Editorials

Increased calcium intake may reduce risk of primary hyperparathyroidism

BMJ 2012; 345 doi: http://dx.doi.org/10.1136/bmj.e6646 (Published 18 October 2012) Cite this as: BMJ 2012;345:e6646
  1. James Norman, chief of surgery
  1. 1Norman Parathyroid Center, Tampa, FL 33606, USA
  1. jnorman{at}parathyroid.com

Moderate calcium supplementation in women should be encouraged

In recent years, many basic science and clinical studies have provided evidence that untreated primary hyperparathyroidism is associated with an increased incidence of hypertension, cardiomyopathy, myocardial infarction, atrial fibrillation, stroke, and even breast and prostate cancer.1 2 3 4 5 6 Primary hyperparathyroidism is now known to exacerbate or underpin many more diseases and conditions than the classic osteoporosis and kidney stones. Physicians no longer wait until one of the classic complications arises but take a more proactive approach and recommend parathyroidectomy once the diagnosis has been secured. Such an approach is now easier because parathyroidectomy has become available as an outpatient procedure over the past decade.7

A linked cohort study by Paik and colleagues (doi:10.1136/bmj.e6390) provides the first clinical evidence that calcium intake may play a role in the pathogenesis of sporadic primary hyperparathyroidism.8 More specifically, their study suggests that parathyroid adenomas may be induced by chronic calcium deficiency in the diet. The authors examined daily calcium intake in more than 58 000 nurses over a 22 year period and found that the incidence of sporadic primary hyperparathyroidism was significantly lower in women with a higher intake of dietary calcium. Low calcium diets and a lack of daily calcium supplementation were associated with a higher incidence of parathyroid adenoma formation. Importantly, supplementation with only 500 mg of daily calcium was associated with a decreased incidence of developing primary hyperparathyroidism.

At least 95% of cases of primary hyperparathyroidism are caused by one or more parathyroid adenoma, true tumors that are a monoclonal proliferation of a single parathyroid cell.9 The authors have postulated that years of suboptimal calcium intake is the trigger for a parathyroid cell to become activated and begin multiplying. About 20% of patients have two concurrent parathyroid adenomas while having two normal dormant glands at the time of parathyroidectomy, and this provides further support to the authors’ theory of a chronic slow stimulation of parathyroid hormone production induced by a subclinical lack of dietary calcium intake.7 9 The proposed mechanism is quite different from the more aggressive parathyroid gland stimulation seen with chronic kidney disease that leads exclusively to four gland hyperplasia—never formation of a monoclonal adenoma.

Most clinicians do advise patients to take adequate calcium and have done for decades given its known benefits on bone health. In the past couple of years the wisdom of calcium supplementation has come into question as evidence has emerged that taking supplemental calcium may be associated with a higher incidence of myocardial infarction.10 11 Some patients now question whether they should take supplemental calcium even when they have overt osteoporosis. Paik and colleagues found that even a dose as low as 500 mg a day was associated with a decreased incidence of primary hyperparathyroidism. This is important because such a modest dose is less likely to be controversial.

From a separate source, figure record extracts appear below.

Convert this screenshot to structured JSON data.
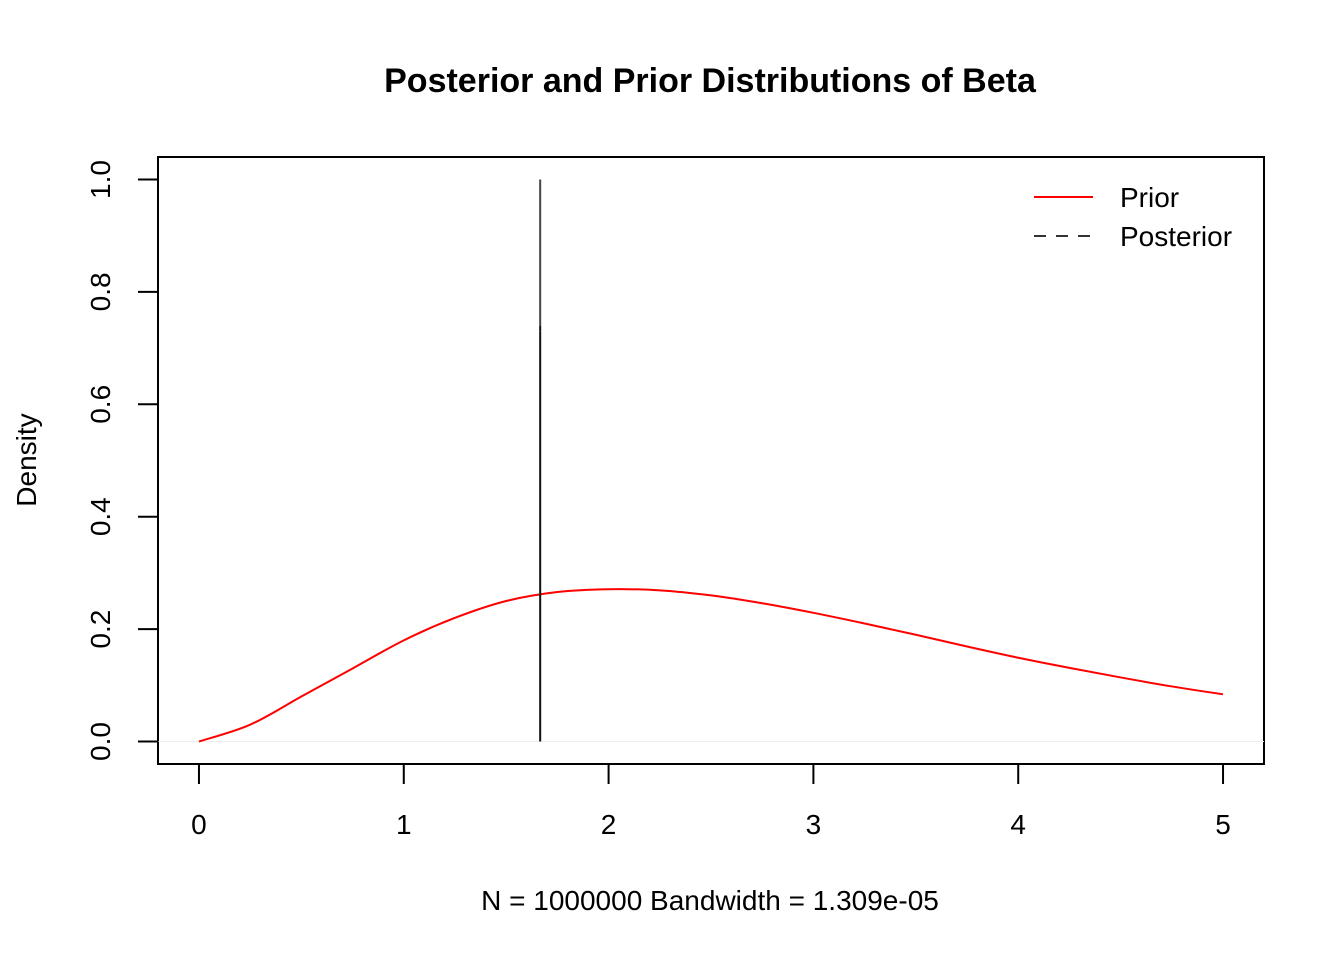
{
  "chart_data": {
    "type": "line",
    "title": "Posterior and Prior Distributions of Beta",
    "xlabel": "N = 1000000   Bandwidth = 1.309e-05",
    "ylabel": "Density",
    "xlim": [
      -0.2,
      5.2
    ],
    "ylim": [
      -0.04,
      1.04
    ],
    "x_ticks": [
      0,
      1,
      2,
      3,
      4,
      5
    ],
    "x_tick_labels": [
      "0",
      "1",
      "2",
      "3",
      "4",
      "5"
    ],
    "y_ticks": [
      0.0,
      0.2,
      0.4,
      0.6,
      0.8,
      1.0
    ],
    "y_tick_labels": [
      "0.0",
      "0.2",
      "0.4",
      "0.6",
      "0.8",
      "1.0"
    ],
    "grid": false,
    "legend_position": "top-right",
    "series": [
      {
        "name": "Prior",
        "color": "#ff0000",
        "line_style": "solid",
        "x": [
          0,
          0.25,
          0.5,
          0.75,
          1,
          1.25,
          1.5,
          1.75,
          2,
          2.25,
          2.5,
          2.75,
          3,
          3.25,
          3.5,
          3.75,
          4,
          4.25,
          4.5,
          4.75,
          5
        ],
        "y": [
          0,
          0.03,
          0.08,
          0.13,
          0.18,
          0.22,
          0.25,
          0.266,
          0.271,
          0.269,
          0.26,
          0.246,
          0.229,
          0.21,
          0.19,
          0.169,
          0.149,
          0.131,
          0.114,
          0.098,
          0.084
        ]
      },
      {
        "name": "Posterior",
        "color": "#333333",
        "line_style": "dashed",
        "x": [
          1.666,
          1.666,
          1.666,
          1.666
        ],
        "y": [
          0,
          0.73,
          0.74,
          1.0
        ]
      }
    ]
  }
}
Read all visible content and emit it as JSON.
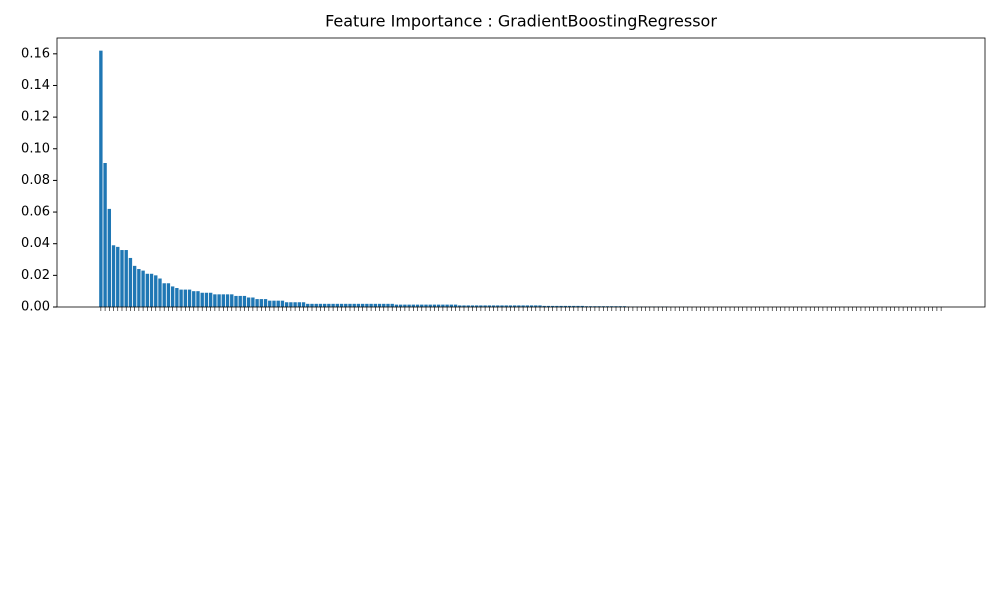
{
  "chart_data": {
    "type": "bar",
    "title": "Feature Importance : GradientBoostingRegressor",
    "categories": [
      null,
      null,
      null,
      null,
      null,
      null,
      null,
      null,
      null,
      null,
      null,
      null,
      null,
      null,
      null,
      null,
      null,
      null,
      null,
      null,
      null,
      null,
      null,
      null,
      null,
      null,
      null,
      null,
      null,
      null,
      null,
      null,
      null,
      null,
      null,
      null,
      null,
      null,
      null,
      null,
      null,
      null,
      null,
      null,
      null,
      null,
      null,
      null,
      null,
      null,
      null,
      null,
      null,
      null,
      null,
      null,
      null,
      null,
      null,
      null,
      null,
      null,
      null,
      null,
      null,
      null,
      null,
      null,
      null,
      null,
      null,
      null,
      null,
      null,
      null,
      null,
      null,
      null,
      null,
      null,
      null,
      null,
      null,
      null,
      null,
      null,
      null,
      null,
      null,
      null,
      null,
      null,
      null,
      null,
      null,
      null,
      null,
      null,
      null,
      null,
      null,
      null,
      null,
      null,
      null,
      null,
      null,
      null,
      null,
      null,
      null,
      null,
      null,
      null,
      null,
      null,
      null,
      null,
      null,
      null,
      null,
      null,
      null,
      null,
      null,
      null,
      null,
      null,
      null,
      null,
      null,
      null,
      null,
      null,
      null,
      null,
      null,
      null,
      null,
      null,
      null,
      null,
      null,
      null,
      null,
      null,
      null,
      null,
      null,
      null,
      null,
      null,
      null,
      null,
      null,
      null,
      null,
      null,
      null,
      null,
      null,
      null,
      null,
      null,
      null,
      null,
      null,
      null,
      null,
      null,
      null,
      null,
      null,
      null,
      null,
      null,
      null,
      null,
      null,
      null,
      null,
      null,
      null,
      null,
      null,
      null,
      null,
      null,
      null,
      null,
      null,
      null,
      null,
      null,
      null,
      null,
      null,
      null,
      null,
      null
    ],
    "values": [
      0.162,
      0.091,
      0.062,
      0.039,
      0.038,
      0.036,
      0.036,
      0.031,
      0.026,
      0.024,
      0.023,
      0.021,
      0.021,
      0.02,
      0.018,
      0.015,
      0.015,
      0.013,
      0.012,
      0.011,
      0.011,
      0.011,
      0.01,
      0.01,
      0.009,
      0.009,
      0.009,
      0.008,
      0.008,
      0.008,
      0.008,
      0.008,
      0.007,
      0.007,
      0.007,
      0.006,
      0.006,
      0.005,
      0.005,
      0.005,
      0.004,
      0.004,
      0.004,
      0.004,
      0.003,
      0.003,
      0.003,
      0.003,
      0.003,
      0.002,
      0.002,
      0.002,
      0.002,
      0.002,
      0.002,
      0.002,
      0.002,
      0.002,
      0.002,
      0.002,
      0.002,
      0.002,
      0.002,
      0.002,
      0.002,
      0.002,
      0.002,
      0.002,
      0.002,
      0.002,
      0.0015,
      0.0015,
      0.0015,
      0.0015,
      0.0015,
      0.0015,
      0.0015,
      0.0015,
      0.0015,
      0.0015,
      0.0015,
      0.0015,
      0.0015,
      0.0015,
      0.0015,
      0.001,
      0.001,
      0.001,
      0.001,
      0.001,
      0.001,
      0.001,
      0.001,
      0.001,
      0.001,
      0.001,
      0.001,
      0.001,
      0.001,
      0.001,
      0.001,
      0.001,
      0.001,
      0.001,
      0.001,
      0.0007,
      0.0007,
      0.0007,
      0.0007,
      0.0007,
      0.0007,
      0.0007,
      0.0007,
      0.0007,
      0.0007,
      0.0005,
      0.0005,
      0.0005,
      0.0005,
      0.0005,
      0.0005,
      0.0005,
      0.0005,
      0.0005,
      0.0005,
      0.0003,
      0.0003,
      0.0003,
      0.0003,
      0.0003,
      0.0003,
      0.0003,
      0.0003,
      0.0003,
      0.0003,
      0.0001,
      0.0001,
      0.0001,
      0.0001,
      0.0001,
      0,
      0,
      0,
      0,
      0,
      0,
      0,
      0,
      0,
      0,
      0,
      0,
      0,
      0,
      0,
      0,
      0,
      0,
      0,
      0,
      0,
      0,
      0,
      0,
      0,
      0,
      0,
      0,
      0,
      0,
      0,
      0,
      0,
      0,
      0,
      0,
      0,
      0,
      0,
      0,
      0,
      0,
      0,
      0,
      0,
      0,
      0,
      0,
      0,
      0,
      0,
      0,
      0,
      0,
      0,
      0,
      0,
      0,
      0,
      0
    ],
    "color": "#1f77b4",
    "ylim": [
      0,
      0.17
    ],
    "yticks": [
      {
        "value": 0,
        "label": "0.00"
      },
      {
        "value": 0.02,
        "label": "0.02"
      },
      {
        "value": 0.04,
        "label": "0.04"
      },
      {
        "value": 0.06,
        "label": "0.06"
      },
      {
        "value": 0.08,
        "label": "0.08"
      },
      {
        "value": 0.1,
        "label": "0.10"
      },
      {
        "value": 0.12,
        "label": "0.12"
      },
      {
        "value": 0.14,
        "label": "0.14"
      },
      {
        "value": 0.16,
        "label": "0.16"
      }
    ],
    "grid": false
  }
}
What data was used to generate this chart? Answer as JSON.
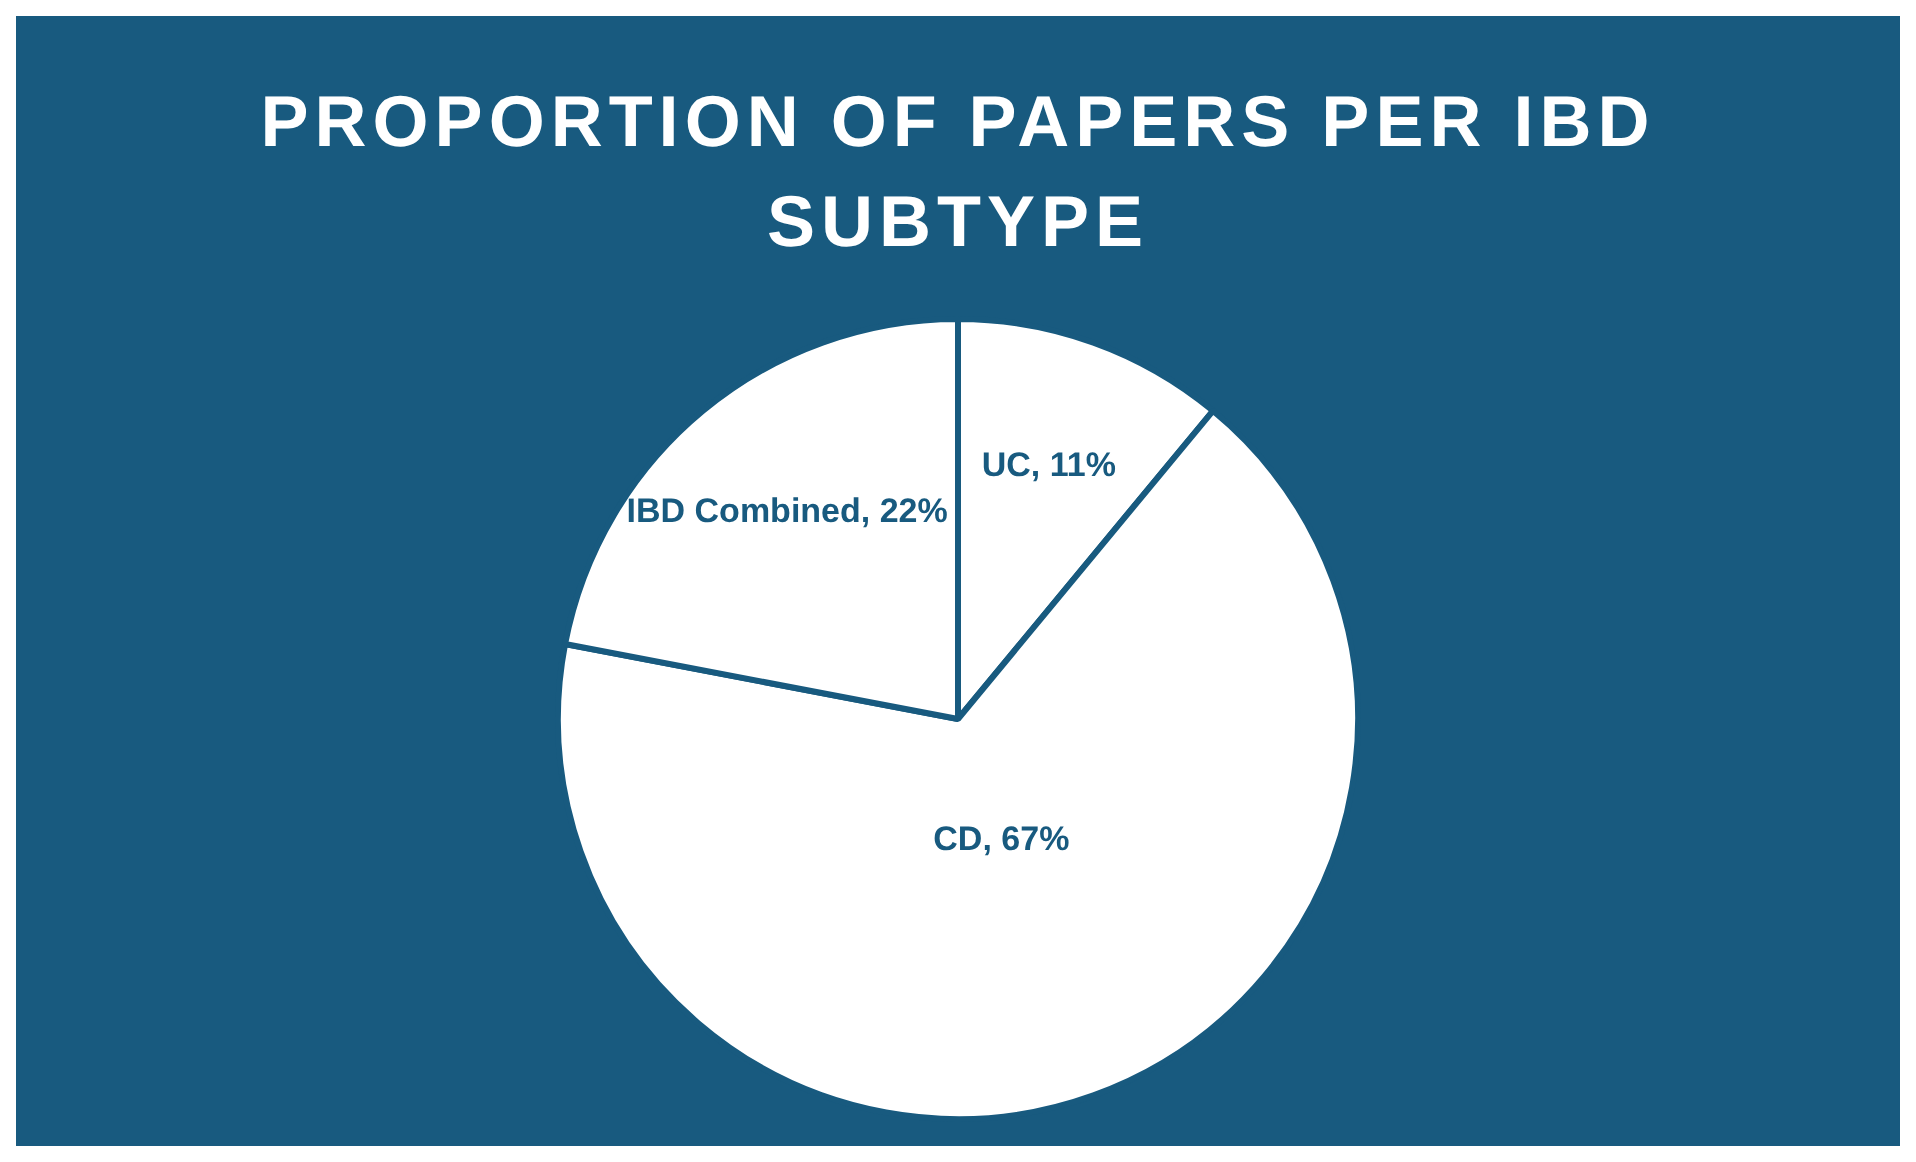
{
  "chart_data": {
    "type": "pie",
    "title": "PROPORTION OF PAPERS PER IBD SUBTYPE",
    "categories": [
      "UC",
      "CD",
      "IBD Combined"
    ],
    "values": [
      11,
      67,
      22
    ],
    "value_labels": [
      "11%",
      "67%",
      "22%"
    ],
    "colors": [
      "#ffffff",
      "#ffffff",
      "#ffffff"
    ],
    "legend": false
  }
}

Paik and colleagues’ study provides evidence to support physicians in confidently encouraging female patients to take calcium supplements. Daily calcium supplements in modest doses are likely to provide more benefits than risks given that even mild primary hyperparathyroidism has important clinical associations and, over many years, even a moderate increase in calcium concentration probably helps reduce the incidence of parathyroid tumors.

Notes

Cite this as: BMJ 2012;345:e6646

Footnotes

  • Research, doi:10.1136/bmj.e6390
  • Competing interests: The author has completed the ICMJE uniform disclosure form at www.icmje.org/coi_disclosure.pdf (available on request from the corresponding author) and declares: no support from any organisation for the submitted work; no financial relationships with any organisations that might have an interest in the submitted work in the previous three years; no other relationships or activities that could appear to have influenced the submitted work.

  • Provenance and peer review: Commissioned; not externally peer reviewed.